Une allocution qui se voulait plus apaisée et davantage « à visage humain » que celle de l’an dernier, consacrée essentiellement à la réforme des retraites, qu’il était alors hors de question d’abandonner.

Quittant son bureau présidentiel pour une petite table de réception, le chef de l’État a rendu hommage, en préambule, aux 64 000 victimes du Covid-19 et à leurs proches. « Je suis sincèrement convaincu que nous avons fait les bons choix aux bons moments », a-t-il poursuivi, dans un élan tenant plus de la méthode Coué que de l’acuité politique.

Oubliés les mensonges d’Agnès Buzyn, les atermoiements et les changements de pied sur les masques. Effacés les signaux contradictoires pour les départs en vacances et les cris d’alarme des hôpitaux en burn-out.

Au contraire, « nos soignants ont tenu et nous avons engagé une transformation en profondeur et des investissements historiques pour notre santé », a affirmé le président de la République, alors même qu’aucune réforme structurelle demandée par les soignants n’a été engagée et que le nombre de lits de réanimations, nerfs de la « guerre » contre le virus, a très peu augmenté.

« Ensemble nous sortons plus unis et en ayant beaucoup appris », a-t-il ajouté, tandis que l’opinion publique n’a jamais été aussi polarisée, comme l’ont montré la montée d’un contre-discours complotiste et les querelles de chapelle sur les questions de santé (pro-vaccin contre antivaccin, pro-chloroquine contre anti-choloroquine…).

Négation des failles

Par ailleurs, comme ce qui n’est pas dit dans un discours est aussi important que ce qui est prononcé, il faut noter qu’Emmanuel Macron n’a pas eu un mot pour les mouvements antiracistes et anti-violences policières qui ont agité l’été et l’automne, révélant des fractures béantes de la société.

Pour ancrer son discours dans le réel, le président de la République s’est ensuite attelé à égrainer les noms de Français exemplaires, évidemment pas choisis au hasard.

Gérald, entrepreneur près d’Angers « qui a réussi la prouesse de laisser ses entreprises ouvertes 7 jours sur 7 ». « Mehdi, professeur de sciences économiques à Marseille dans les quartiers Nord », qui a enseigné la laïcité à ses élèves après l’attentat contre Samuel Paty.

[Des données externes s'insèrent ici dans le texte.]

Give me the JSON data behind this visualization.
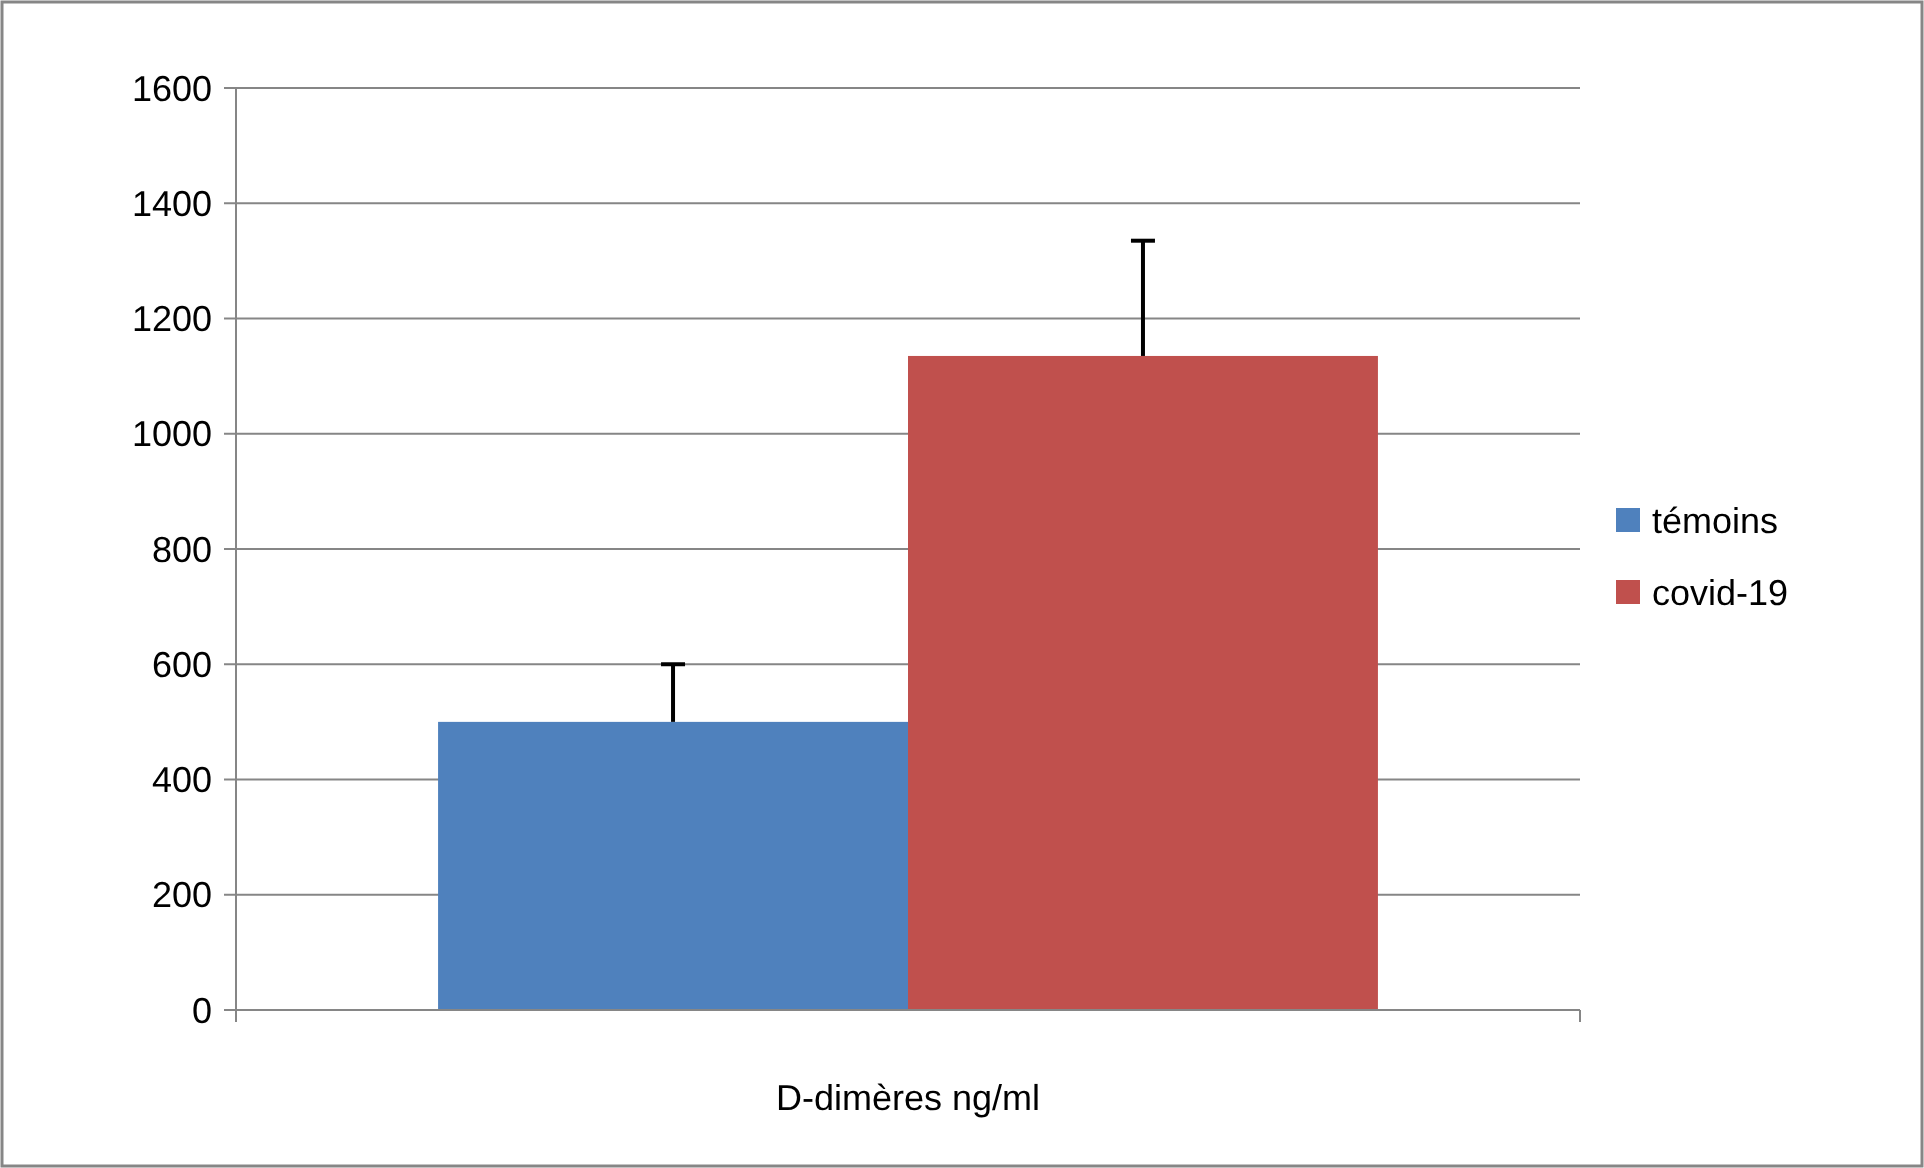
{
  "chart_data": {
    "type": "bar",
    "categories": [
      "D-dimères ng/ml"
    ],
    "series": [
      {
        "name": "témoins",
        "color": "#4f81bd",
        "values": [
          500
        ],
        "errors": [
          [
            500,
            600
          ]
        ]
      },
      {
        "name": "covid-19",
        "color": "#c0504d",
        "values": [
          1135
        ],
        "errors": [
          [
            1135,
            1335
          ]
        ]
      }
    ],
    "ylim": [
      0,
      1600
    ],
    "yticks": [
      0,
      200,
      400,
      600,
      800,
      1000,
      1200,
      1400,
      1600
    ],
    "grid": "y",
    "legend": "right"
  }
}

Rosalie, libraire, qui « a créé un site de vente à emporter pour continuer à exercer » malgré le confinement.

La ficelle rhétorique est grosse : elle permet au président de donner des visages au concept de Nation, et de louer, en bon néolibéral, l’héroïsme et la vertu individuelle pour éviter de parler des faillites collectives dans la gestion de la crise.